Занятый этими воспоминаниями мужчина, тем не менее постоянно поглядывал на часы и, когда после ухода Ивана прошло уже двадцать минут, собрался было уехать, но потом решил все-таки рискнуть и посмотреть в подъезде — вдруг он сумеет понять, куда этот невероятный человек со своим пакетом пошел. Когда он открыл дверь, то первое, что он увидел, был солнечный свет, проникавший в подъезд через открытые двери напротив,— подъезд был сквозным. Мужчина расхохотался, подумав: «Ну и стервец! Ну и профессионал!»,— и отправился на работу.
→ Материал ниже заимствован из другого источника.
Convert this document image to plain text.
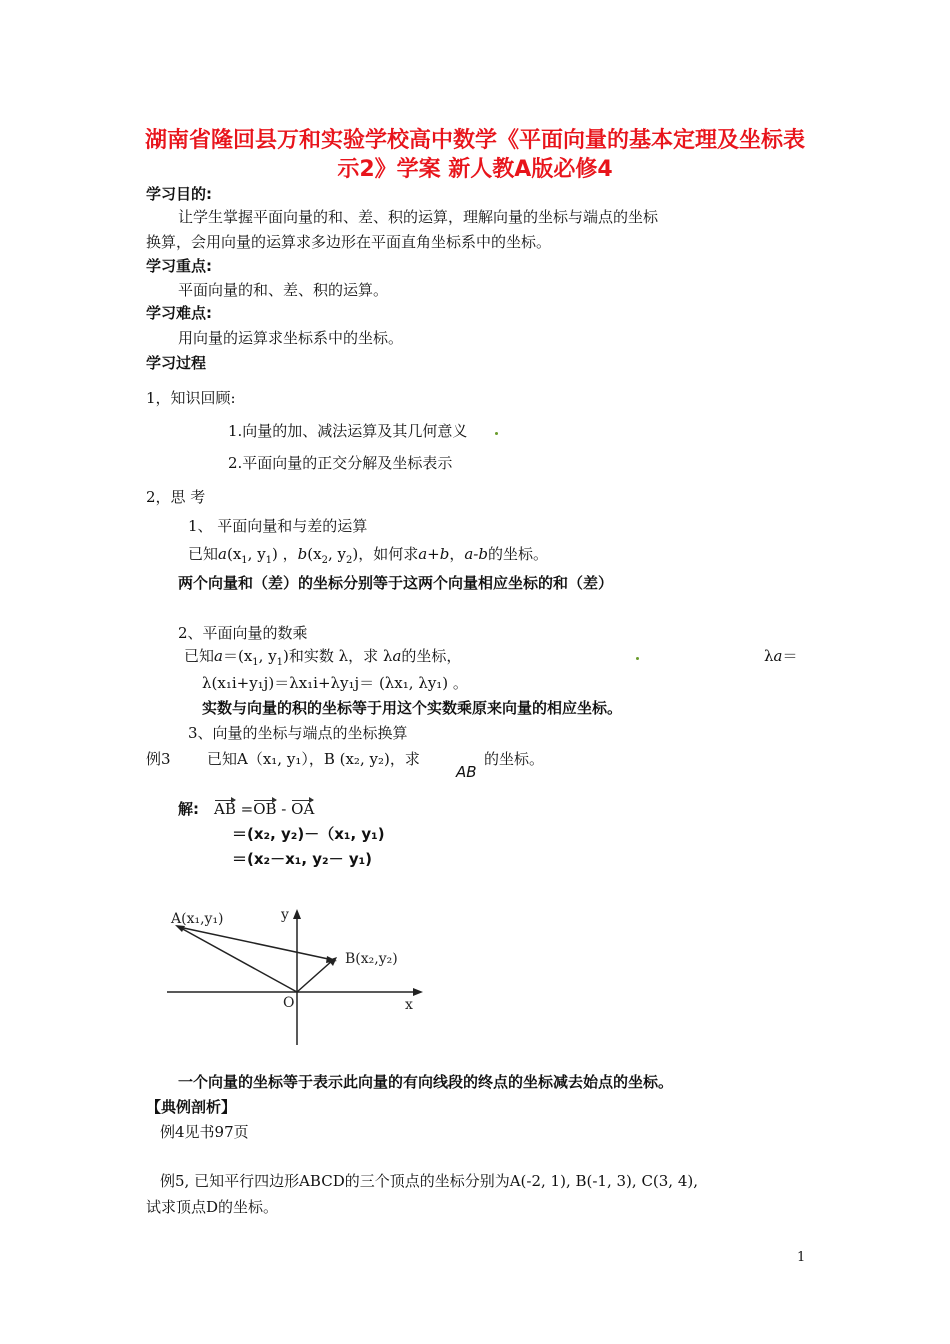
湖南省隆回县万和实验学校高中数学《平面向量的基本定理及坐标表
示2》学案 新人教A版必修4
学习目的:
让学生掌握平面向量的和、差、积的运算，理解向量的坐标与端点的坐标
换算，会用向量的运算求多边形在平面直角坐标系中的坐标。
学习重点:
平面向量的和、差、积的运算。
学习难点:
用向量的运算求坐标系中的坐标。
学习过程
1，知识回顾:
1.向量的加、减法运算及其几何意义
2.平面向量的正交分解及坐标表示
2，思 考
1、 平面向量和与差的运算
已知$a(x_1$, $y_1$) ，$b(x_2$, $y_2$)，如何求a+b，a-b的坐标。
两个向量和（差）的坐标分别等于这两个向量相应坐标的和（差）
2、平面向量的数乘
已知$a=(x_1$, $y_1$)和实数 λ，求 λa的坐标，	λa＝
λ(x₁i+y₁j)＝λx₁i+λy₁j＝ (λx₁, λy₁) 。
实数与向量的积的坐标等于用这个实数乘原来向量的相应坐标。
3、向量的坐标与端点的坐标换算
例3 已知A（x₁, y₁），B (x₂, y₂)，求
AB
的坐标。
解: AB =OB - OA
＝(x₂, y₂)－（x₁, y₁)
＝(x₂－x₁, y₂－ y₁)
A(x₁,y₁)
B(x₂,y₂)
y
x
O
一个向量的坐标等于表示此向量的有向线段的终点的坐标减去始点的坐标。
【典例剖析】
例4见书97页
例5, 已知平行四边形ABCD的三个顶点的坐标分别为A(-2, 1), B(-1, 3), C(3, 4),
试求顶点D的坐标。
1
Но он еще больше удивился бы, если бы узнал, что «блондинке» потребовалось не более двух минут, чтобы превратиться в самого обыкновенного, затрапезно одетого, неприметного мужичонку средних лет в больших, дешевых пластмассовых черных очках, который, выйдя из подъезда, поправил на плече потрепанную спортивную сумку и направился к метро.
Немного позже Иван, сидя около окна в вагоне подмосковной электрички, начал было читать в газете репортаж об очередной попытке американцев найти Усаму Бен Ладена, но очень скоро в раздражении бросил газету на скамью, буркнув: «Сопляки! Младшая ясельная группа!»,— и стал смотреть в окно. Сначала он подбирал весомые аргументы для того, чтобы объяснить Лешке, почему это дело он будет выполнять сам, а потом решил, что они поедут в Баратов вместе — пусть парень город посмотрит.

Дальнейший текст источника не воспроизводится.